The law against miscegenation in 1923 season 1

In the finale of 1923, Zane’s wife, Alice, is arrested for violating the Montana statute against miscegenation, which prohibited interracial marriages. Alice is played by Joy Osmanski in 1923.

In the finale, Zane goes to meet his wife, Alice, and his two children. His daughter notices a man spying on them at night, but Zane and Alice do not pay much heed to it.

The next day, peace officers show up at their doorstep and arrest Alice, a woman of Asian descent, for marrying a white man. When Zane tries to stop them, they beat him up and leave him bleeding outside his house.

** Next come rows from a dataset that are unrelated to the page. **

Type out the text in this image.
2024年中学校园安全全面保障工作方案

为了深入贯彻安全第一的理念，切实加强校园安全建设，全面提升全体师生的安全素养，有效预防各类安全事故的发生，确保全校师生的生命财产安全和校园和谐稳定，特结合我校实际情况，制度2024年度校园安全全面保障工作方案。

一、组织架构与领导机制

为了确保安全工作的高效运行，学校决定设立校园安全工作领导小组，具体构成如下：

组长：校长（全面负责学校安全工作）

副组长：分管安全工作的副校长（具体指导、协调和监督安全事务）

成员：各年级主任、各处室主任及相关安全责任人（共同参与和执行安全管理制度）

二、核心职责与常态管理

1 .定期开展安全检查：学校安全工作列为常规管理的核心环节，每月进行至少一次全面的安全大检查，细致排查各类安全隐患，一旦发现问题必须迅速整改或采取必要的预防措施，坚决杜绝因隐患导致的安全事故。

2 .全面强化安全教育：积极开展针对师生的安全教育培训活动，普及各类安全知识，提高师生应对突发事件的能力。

Anti-miscegenation laws in Montana

In Montana, in the year 1923, miscegenation, that is, relationships and marriage between people of different races were illegal; white people could not marry African Americans or Asians in this state.

There were discussions and bills created regarding an anti-miscegenation law in Montana since 1864.

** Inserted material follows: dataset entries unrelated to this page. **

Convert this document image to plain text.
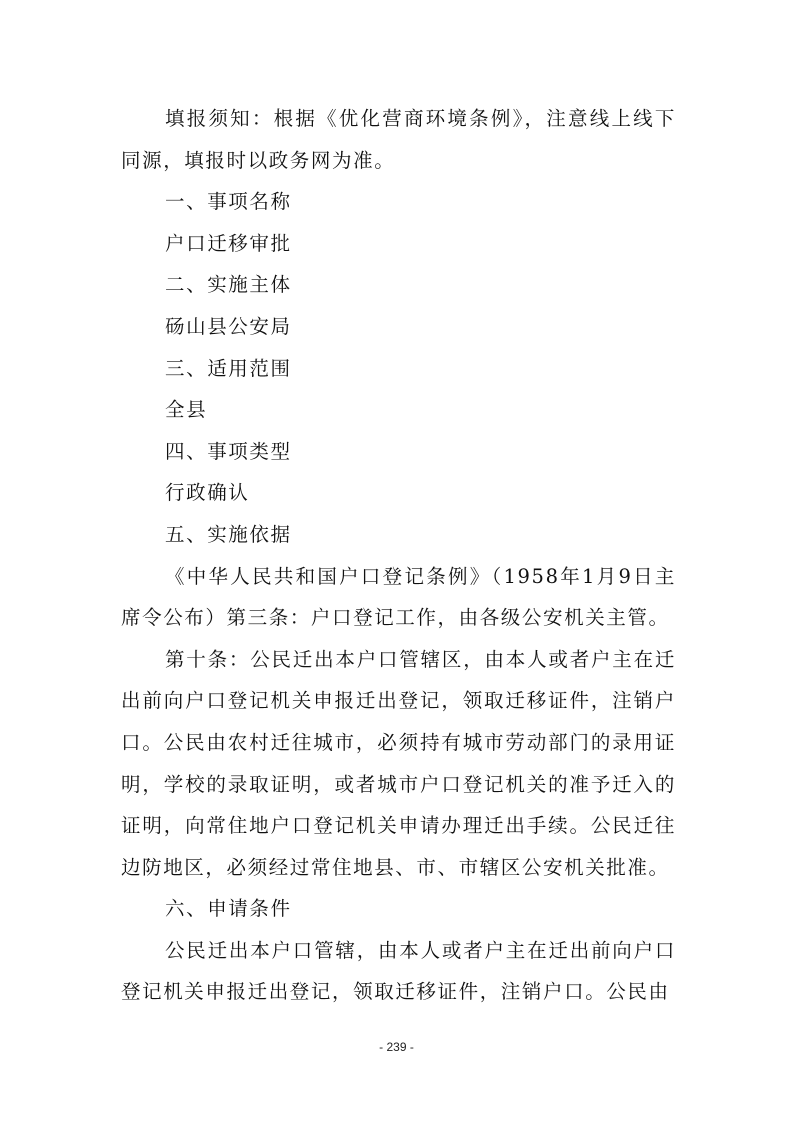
填报须知：根据《优化营商环境条例》，注意线上线下同源，填报时以政务网为准。

一、事项名称

户口迁移审批

二、实施主体

砀山县公安局

三、适用范围

全县

四、事项类型

行政确认

五、实施依据

《中华人民共和国户口登记条例》（1958年1月9日主席令公布）第三条：户口登记工作，由各级公安机关主管。

第十条：公民迁出本户口管辖区，由本人或者户主在迁出前向户口登记机关申报迁出登记，领取迁移证件，注销户口。公民由农村迁往城市，必须持有城市劳动部门的录用证明，学校的录取证明，或者城市户口登记机关的准予迁入的证明，向常住地户口登记机关申请办理迁出手续。公民迁往边防地区，必须经过常住地县、市、市辖区公安机关批准。

六、申请条件

公民迁出本户口管辖，由本人或者户主在迁出前向户口登记机关申报迁出登记，领取迁移证件，注销户口。公民由

- 239 -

However, a law could not be formed; as these bills included Native Americans in the list of races white people could not marry; a lot many people already had Native American spouses and were opposed to the creation of such a law.

The law was formed and came into effect only in 1909, as the bill introduced by Senator Charles Muffley did not prohibit marriages between whites and Native Americans.

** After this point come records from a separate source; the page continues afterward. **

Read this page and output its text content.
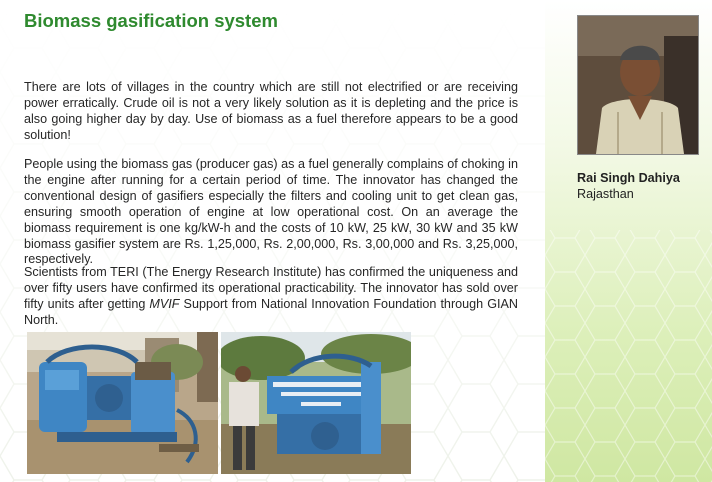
Biomass gasification system

There are lots of villages in the country which are still not electrified or are receiving power erratically. Crude oil is not a very likely solution as it is depleting and the price is also going higher day by day. Use of biomass as a fuel therefore appears to be a good solution!

People using the biomass gas (producer gas) as a fuel generally complains of choking in the engine after running for a certain period of time. The innovator has changed the conventional design of gasifiers especially the filters and cooling unit to get clean gas, ensuring smooth operation of engine at low operational cost. On an average the biomass requirement is one kg/kW-h and the costs of 10 kW, 25 kW, 30 kW and 35 kW biomass gasifier system are Rs. 1,25,000, Rs. 2,00,000, Rs. 3,00,000 and Rs. 3,25,000, respectively.

Scientists from TERI (The Energy Research Institute) has confirmed the uniqueness and over fifty users have confirmed its operational practicability. The innovator has sold over fifty units after getting MVIF Support from National Innovation Foundation through GIAN North.

Rai Singh Dahiya

Rajasthan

Marriages between white people and African Americans or Asians were declared illegal; the ones who performed such marriages were penalized. As seen in 1923, Alice is arrested and taken away for marrying Zane.

1923 miscegenation laws
Peace officers come to arrest Alice for marrying Zane

When was the law repealed?

The law was upheld by the Montana Supreme Court in 1942 when the validity of Shun T. Takahashi and his widow’s marriage was questioned in a case regarding his estate’s administration.

The court declared the marriage between Takahashi, a Japanese man, and his white wife “utterly null and void”.

Finally, in 1953, the law was repealed when Representatives John M. Schiltz and Scott Pfohl introduced a bill to repeal the miscegenation statute of 1909 in the legislative session.

Then, in 1967, the United States Supreme Court also ruled that anti-miscegenation laws are unconstitutional, as these laws violate the Fourteenth Amendment to the United States Constitution.

After the ruling, anti-miscegenation laws in the others states were also repealed. Alabama was the last state in the United States to repeal the law in 2000.